Another piece is on the main hallway to Seabathing Ward, while others are on display on the main thoroughfare through the hospital.

Shane said: “I saw the workings of a great hospital close up, from cleaning to nursing to doctors, and everyone was smiling and optimistic.

“But the waiting rooms and corridor needed colour and life, and I felt they needed a feeling of wellbeing that could inspire people to appreciate art and what it does for us all.

“Being in hospital is never a great experience and it can be stressful, so I hope the artwork helps brings some colour and comfort.

“I contacted the Trust from my hospital bed and it is wonderful to finally see the project come to fruition.”

Susan Acott, Shane McCoubrey and Dee Neligan from East Kent Hospitals Charity with one of Shane’s pieces

Shane’s work forms part of a new art trail at the hospital, including a limited-edition Damian Hirst piece named Rainbow Butterfly gifted by the Heni Gallery.

Turner Contemporary in Margate also shared six pieces celebrating the theme of space and Margate’s long history of creativity.

Sanjivan Kohli, head of development at Turner Contemporary, said: “Throughout the pandemic, the gallery has continued to offer free access to art and culture, maintaining a space open to all the community, promoting wellbeing, encouraging debate and inspiring new ways of seeing and thinking.

“Sharing art with the hospital during lockdown meant the gallery could offer new ways of delivering its charitable aims, helping even more people benefit from having access to world-class art in the local community.”

And leaders at Global Generation Church in the town donated a print of Banksy’s work Game Changer in recognition of the work of the hospital’s staff during the pandemic.

East Kent Hospitals Charity funded the exhibition of all the work and the pieces were unveiled by outgoing Trust chief executive Susan Acott, who said the gift of art was truly special.

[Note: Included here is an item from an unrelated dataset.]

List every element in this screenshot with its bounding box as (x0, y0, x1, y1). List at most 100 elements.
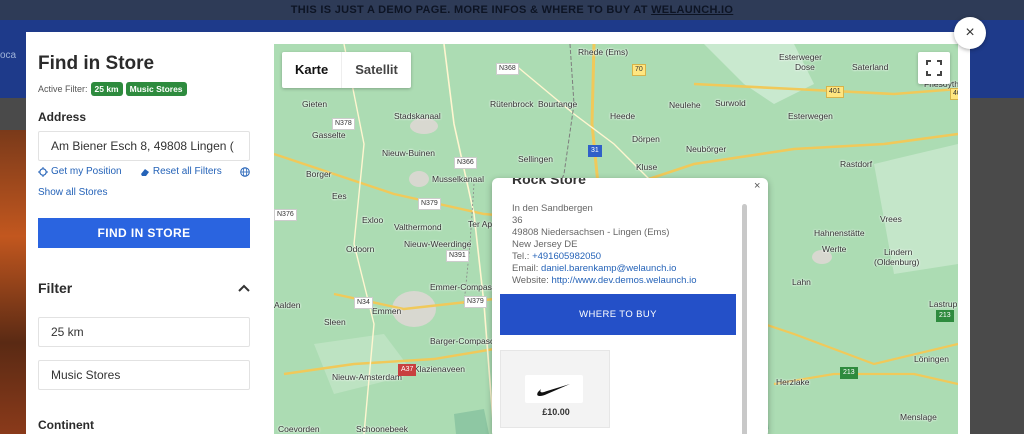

She said: “Our experience of Covid has caused us to re-evaluate the world around us and given us an opportunity to reflect and think about what is beautiful and what we value.

“We received so much support from our communities in the first wave, with gifts of everything imaginable, from snacks to hand cream, scrubs to Easter eggs, but knowing people want to share something as beautiful as art with us is truly fabulous.

“Our corridors are very long and they can feel very uninspiring, and thanks to these generous donations they now feel a lot more welcoming and I know it will be appreciated by everyone who sees the work.”